Preclinical models for investigating resilience to aging and AD are not well described. We have developed an aging mouse model of short-term sleep deprivation that results in neurodegenerative changes and cognitive impairment [2]. We suspected that sleep deprivation would adversely impact synaptic function through mitochondrial disruption. Mitochondrial dysfunction leading to decreased ATP production and increased ROS resulting from impaired electron transport chain function appears prominently in both aging and AD [3-5]. We showed that sleep-deprived mice had signifcantly higher levels of mitochondrial ROS production and a significant decrease in ATP synthesis in the brain compared with non-sleep deprived mice [6]. Closely linked with mitochondrial dysfunction, our mouse model of short-term sleep deprivation showed that learning impairment was associated with mechanisms related to synaptic plasticity in the hippocampus. N-methyl-D-aspartate receptor, a well-known synaptic glutamate receptor that regulates long-term potentiation and synaptic plasticity [7-8], and brain derived neurotropic factor, a supportive regulator of synaptic plasticity, were both signifcantly decreased. In addition, neuroinflammatory cytokine levels of MCP-1, TNF-ɑ, and IL-6 were increased.
This aging mouse model of short-term sleep deprivation provides an excellent background for studying effects on pathogenesis of AD. Certainly it would be applicable to currently available transgenic AD mouse models. However, in most of the transgenic lines, a signifcant increase in APP production begins early in life possibly in utero, which may trigger consequences that alter aging and the rate of aging, and may not mimic the biochemical changes observed in AD. Most importantly, it is problematic to measure early events in the development of AD with increasing age in these models. Desirable features of a model system would allow for a precisely controlled challenge time and onset of disease in an aging background. We have shown that introduction of Aβ42/P301Ltau into the brains of older mice results in cognitive impairment and neuropathology including inflammation, neuronal degeneration, synaptic dysfunction, and vascular impairment (unpublished data). Effective use of this model does require access to aging mice, AAV vectors, and expertise in stereotactic injections into specifc regions of the mouse brain [9]. Whatever the AD model, short-term sleep deprivation provides a highly informative and rapid model to investigate ways of enhancing resilience to aging and AD by preventing sleep deprived neuropathology with drugs or other intervention measures (Figure 2).

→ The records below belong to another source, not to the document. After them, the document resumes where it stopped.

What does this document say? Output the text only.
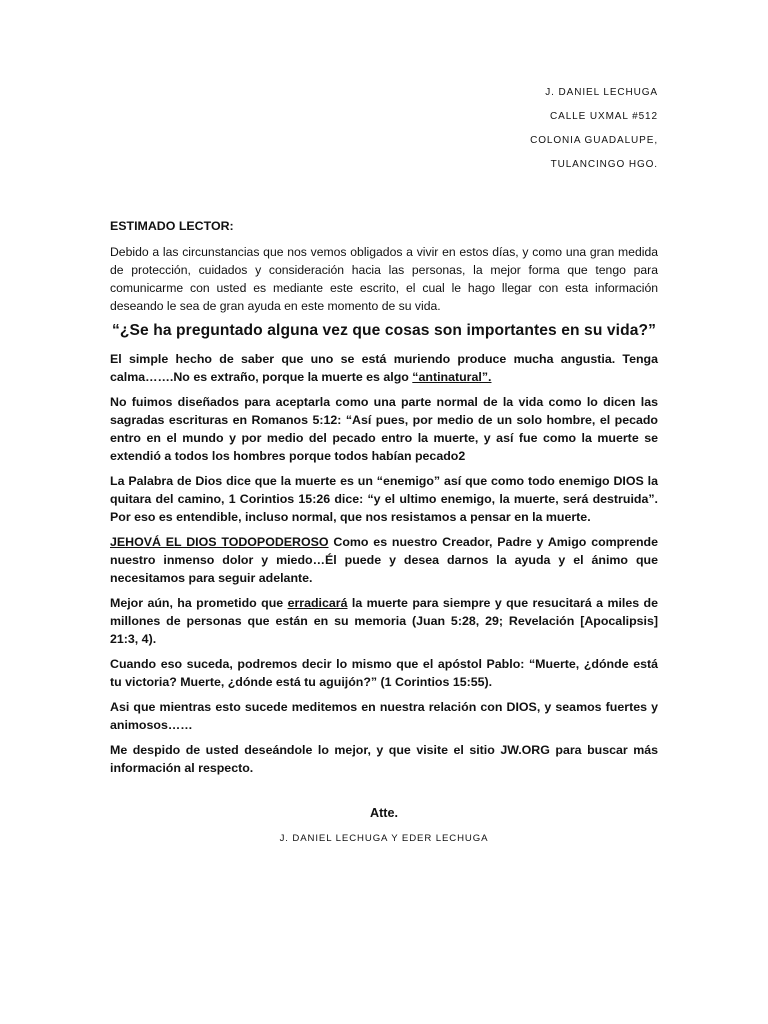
J. DANIEL LECHUGA
CALLE UXMAL #512
COLONIA GUADALUPE,
TULANCINGO HGO.

ESTIMADO LECTOR:

Debido a las circunstancias que nos vemos obligados a vivir en estos días, y como una gran medida de protección, cuidados y consideración hacia las personas, la mejor forma que tengo para comunicarme con usted es mediante este escrito, el cual le hago llegar con esta información deseando le sea de gran ayuda en este momento de su vida.

“¿Se ha preguntado alguna vez que cosas son importantes en su vida?”

El simple hecho de saber que uno se está muriendo produce mucha angustia. Tenga calma…….No es extraño, porque la muerte es algo “antinatural”.

No fuimos diseñados para aceptarla como una parte normal de la vida como lo dicen las sagradas escrituras en Romanos 5:12: “Así pues, por medio de un solo hombre, el pecado entro en el mundo y por medio del pecado entro la muerte, y así fue como la muerte se extendió a todos los hombres porque todos habían pecado2

La Palabra de Dios dice que la muerte es un “enemigo” así que como todo enemigo DIOS la quitara del camino, 1 Corintios 15:26 dice: “y el ultimo enemigo, la muerte, será destruida”. Por eso es entendible, incluso normal, que nos resistamos a pensar en la muerte.

JEHOVÁ EL DIOS TODOPODEROSO Como es nuestro Creador, Padre y Amigo comprende nuestro inmenso dolor y miedo…Él puede y desea darnos la ayuda y el ánimo que necesitamos para seguir adelante.

Mejor aún, ha prometido que erradicará la muerte para siempre y que resucitará a miles de millones de personas que están en su memoria (Juan 5:28, 29; Revelación [Apocalipsis] 21:3, 4).

Cuando eso suceda, podremos decir lo mismo que el apóstol Pablo: “Muerte, ¿dónde está tu victoria? Muerte, ¿dónde está tu aguijón?” (1 Corintios 15:55).

Asi que mientras esto sucede meditemos en nuestra relación con DIOS, y seamos fuertes y animosos……

Me despido de usted deseándole lo mejor, y que visite el sitio JW.ORG para buscar más información al respecto.

Atte.
J. DANIEL LECHUGA Y EDER LECHUGA
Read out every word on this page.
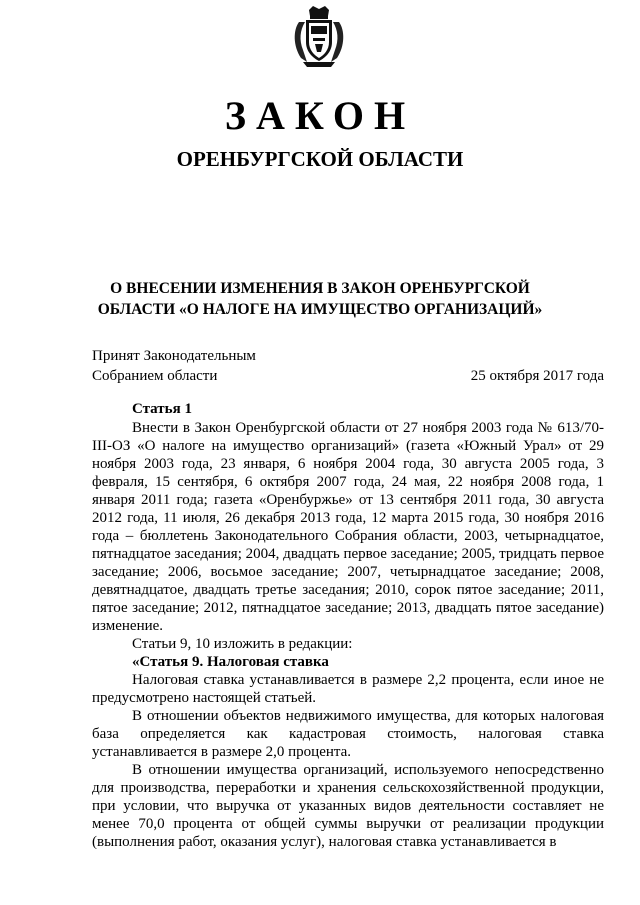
ЗАКОН
ОРЕНБУРГСКОЙ ОБЛАСТИ
О ВНЕСЕНИИ ИЗМЕНЕНИЯ В ЗАКОН ОРЕНБУРГСКОЙ
ОБЛАСТИ «О НАЛОГЕ НА ИМУЩЕСТВО ОРГАНИЗАЦИЙ»
Принят Законодательным
Собранием области	25 октября 2017 года

Статья 1

Внести в Закон Оренбургской области от 27 ноября 2003 года № 613/70-III-ОЗ «О налоге на имущество организаций» (газета «Южный Урал» от 29 ноября 2003 года, 23 января, 6 ноября 2004 года, 30 августа 2005 года, 3 февраля, 15 сентября, 6 октября 2007 года, 24 мая, 22 ноября 2008 года, 1 января 2011 года; газета «Оренбуржье» от 13 сентября 2011 года, 30 августа 2012 года, 11 июля, 26 декабря 2013 года, 12 марта 2015 года, 30 ноября 2016 года – бюллетень Законодательного Собрания области, 2003, четырнадцатое, пятнадцатое заседания; 2004, двадцать первое заседание; 2005, тридцать первое заседание; 2006, восьмое заседание; 2007, четырнадцатое заседание; 2008, девятнадцатое, двадцать третье заседания; 2010, сорок пятое заседание; 2011, пятое заседание; 2012, пятнадцатое заседание; 2013, двадцать пятое заседание) изменение.

Статьи 9, 10 изложить в редакции:

«Статья 9. Налоговая ставка

Налоговая ставка устанавливается в размере 2,2 процента, если иное не предусмотрено настоящей статьей.

В отношении объектов недвижимого имущества, для которых налоговая база определяется как кадастровая стоимость, налоговая ставка устанавливается в размере 2,0 процента.

В отношении имущества организаций, используемого непосредственно для производства, переработки и хранения сельскохозяйственной продукции, при условии, что выручка от указанных видов деятельности составляет не менее 70,0 процента от общей суммы выручки от реализации продукции (выполнения работ, оказания услуг), налоговая ставка устанавливается в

Figure 2. Short term sleep deprivation induces a cascade of molecular events starting with mitochondrial disruption to synaptic dysfunction and subsequent learning impairment. The neurological effects of sleep deprivation could intensify over time and decrease resilience to AD. Intervention strategies that prevent neuronal pathology induced by sleep deprivation in aging mice would have the potential to alleviate cognitive impairment and increase resilience to AD.

Declaration

Conflict of Interest

The authors declare that they have no conflict of interest.